Popenoe carefully cultivated the pool of subjects selected for marital salvation. His institute would submit cases to the the Ladies Home Journal for consideration for the column. Unsurprisingly they were almost always white, educated, “middle of the road” couples. Jews were excluded too. Popenoe was not just refusing help to non-white Americans, but also shaping the American conception of the institution of marriage.
Popenoe retired in 1976, and a few years later he died. His institute closed not long after. Today, it is tempting to dismiss Popenoe’s story as the case of a positive practice’s unfortunate origins. After all, married people sorting through their problems seems unabashedly a good thing. But the dark aspects of Popenoe’s legacy are still visible in the “family values” movement, which has always been the province of straight, white people enacting xenophobic agendas under the guise of protecting family.
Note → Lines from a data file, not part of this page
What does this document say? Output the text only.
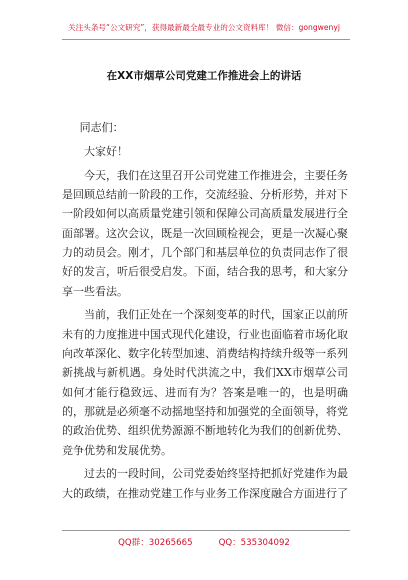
关注头条号“公文研究”，获得最新最全最专业的公文资料库！ 微信：gongwenyj
在XX市烟草公司党建工作推进会上的讲话

同志们：

大家好！

今天，我们在这里召开公司党建工作推进会，主要任务是回顾总结前一阶段的工作，交流经验、分析形势，并对下一阶段如何以高质量党建引领和保障公司高质量发展进行全面部署。这次会议，既是一次回顾检视会，更是一次凝心聚力的动员会。刚才，几个部门和基层单位的负责同志作了很好的发言，听后很受启发。下面，结合我的思考，和大家分享一些看法。

当前，我们正处在一个深刻变革的时代，国家正以前所未有的力度推进中国式现代化建设，行业也面临着市场化取向改革深化、数字化转型加速、消费结构持续升级等一系列新挑战与新机遇。身处时代洪流之中，我们XX市烟草公司如何才能行稳致远、进而有为？答案是唯一的，也是明确的，那就是必须毫不动摇地坚持和加强党的全面领导，将党的政治优势、组织优势源源不断地转化为我们的创新优势、竞争优势和发展优势。

过去的一段时间，公司党委始终坚持把抓好党建作为最大的政绩，在推动党建工作与业务工作深度融合方面进行了

QQ群：30265665	QQ：535304092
For proof of this, we need look no further than Popenoe’s own son, David. David Popenoe has distanced himself from the most obviously xenophobic aspects of his father’s agenda, but he is working very much in his father’s wheelhouse. He founded the National Marriage Project, a “nonpartisan” organization at the University of Virginia with a mission to “provide research and analysis on the health of marriage in America, to analyze the social and cultural forces shaping contemporary marriage, and to identify strategies to increase marital quality and stability.” David Popenoe has been a staunch opponent of same-sex parenthood. His work was invoked in a suit contesting the constitutionality of California’s Marriage Protection Act. He has spoken vehemently against single motherhood and argued that divorce and the absence of fathers leaves the nation at risk “of committing social suicide.” Many have compellingly argued that criticism of single motherhood is a thinly veiled attack on black women, poor women, or women in general.
In a New Yorker story, Jill Lepore is generous with David Popenoe, arguing he “is no eugenicist, and he certainly isn’t responsible for anything that his father said or did. He has also wrestled, genuinely and openly, with his father’s legacy.” His politics are complicated, The New York Times argued. His daughters are career-driven feminists, so he “is anything but a barefoot-and-pregnant man.” He supports abortion — though a discerning mind can’t help but wonder, abortion for whom? If Paul Popenoe’s legacy taught us anything, it’s that xenophobic ideas will always seek out the path of least resistance and dress themselves in the finer clothing of “public welfare.”